Digestive system disorders: dyspepsia (nausea, diarrhea, feeling of heaviness in epigastrium, “metal” taste in mouth), decreased appetite (intensity of these reactions decreases if the drug is taken with food); rarely – hepatitis, cholestatic jaundice (drug withdrawal is required), increased liver transaminase activity, ALP.

With the hematopoietic system: rarely – inhibition of medullary hematopoiesis (anemia, thrombocytopenia, leukopenia).

Allergic reactions: itching, urticaria, maculopapular rash.

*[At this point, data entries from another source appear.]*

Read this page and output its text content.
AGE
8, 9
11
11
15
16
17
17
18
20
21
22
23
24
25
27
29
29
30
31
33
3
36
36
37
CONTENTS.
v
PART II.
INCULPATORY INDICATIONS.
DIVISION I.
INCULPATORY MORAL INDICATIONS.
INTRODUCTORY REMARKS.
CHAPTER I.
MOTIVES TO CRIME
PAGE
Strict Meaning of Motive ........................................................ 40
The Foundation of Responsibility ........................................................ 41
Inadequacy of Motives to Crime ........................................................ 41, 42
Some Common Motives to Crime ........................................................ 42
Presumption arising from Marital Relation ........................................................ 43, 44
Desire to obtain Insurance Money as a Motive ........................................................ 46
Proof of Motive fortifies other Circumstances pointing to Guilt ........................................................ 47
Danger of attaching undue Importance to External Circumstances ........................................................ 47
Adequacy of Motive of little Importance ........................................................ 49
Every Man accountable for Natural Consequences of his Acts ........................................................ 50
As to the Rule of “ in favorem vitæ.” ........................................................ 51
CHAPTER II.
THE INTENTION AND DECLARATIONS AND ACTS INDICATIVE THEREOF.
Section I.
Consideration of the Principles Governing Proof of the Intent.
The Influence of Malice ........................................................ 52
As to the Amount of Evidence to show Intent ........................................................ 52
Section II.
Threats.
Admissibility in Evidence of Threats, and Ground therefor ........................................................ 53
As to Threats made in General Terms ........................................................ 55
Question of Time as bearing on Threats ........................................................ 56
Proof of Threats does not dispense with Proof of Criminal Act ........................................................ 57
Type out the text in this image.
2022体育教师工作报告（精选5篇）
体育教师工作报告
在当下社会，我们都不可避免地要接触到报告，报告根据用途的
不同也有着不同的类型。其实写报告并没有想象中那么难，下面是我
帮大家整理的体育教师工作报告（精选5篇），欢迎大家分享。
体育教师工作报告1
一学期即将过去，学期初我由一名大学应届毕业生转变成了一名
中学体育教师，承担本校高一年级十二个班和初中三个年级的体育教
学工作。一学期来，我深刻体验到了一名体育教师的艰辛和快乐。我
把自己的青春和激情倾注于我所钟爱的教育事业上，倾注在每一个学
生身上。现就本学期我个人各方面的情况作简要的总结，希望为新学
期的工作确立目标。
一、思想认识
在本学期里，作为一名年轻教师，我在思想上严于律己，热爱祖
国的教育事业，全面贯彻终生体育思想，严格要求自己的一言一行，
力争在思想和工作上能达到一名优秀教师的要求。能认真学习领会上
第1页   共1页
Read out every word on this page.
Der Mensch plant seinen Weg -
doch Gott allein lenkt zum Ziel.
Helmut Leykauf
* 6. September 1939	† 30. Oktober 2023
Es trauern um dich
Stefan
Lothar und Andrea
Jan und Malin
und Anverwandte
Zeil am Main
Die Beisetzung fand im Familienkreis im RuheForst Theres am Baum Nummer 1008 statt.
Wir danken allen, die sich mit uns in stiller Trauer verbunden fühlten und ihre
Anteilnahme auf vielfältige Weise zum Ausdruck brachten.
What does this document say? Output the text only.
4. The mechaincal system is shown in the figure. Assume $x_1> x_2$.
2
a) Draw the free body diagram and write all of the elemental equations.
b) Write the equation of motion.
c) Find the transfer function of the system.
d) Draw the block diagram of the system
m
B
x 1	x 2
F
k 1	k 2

Others: visual impairment.

In cases of side effects, the dose should be reduced or the drug temporarily stopped.

General side effects of sulfonylurea derivatives: erythropenia, agranulocytosis, hemolytic anemia, pancytopenia, allergic vasculitis, life-threatening liver failure.

Overdose

Symptoms: lactacidosis is possible (because the drug contains metformin), hypoglycemia.

Treatment: if symptoms of lactacidosis occur, the drug should be stopped. Lactacidosis is a condition requiring emergency medical care; treatment is carried out in a hospital. The most effective method of treatment is hemodialysis.

In case of mild or moderate hypoglycemia, glucose (dextrose) or sugar solution is taken orally. In cases of severe hypoglycemia (loss of consciousness), a 40% solution of dextrose (glucose) or glucagon is administered by IV, IM or p/u. After recovery of consciousness, the patient should be given food rich in carbohydrates, in order to avoid the recurrence of hypoglycemia.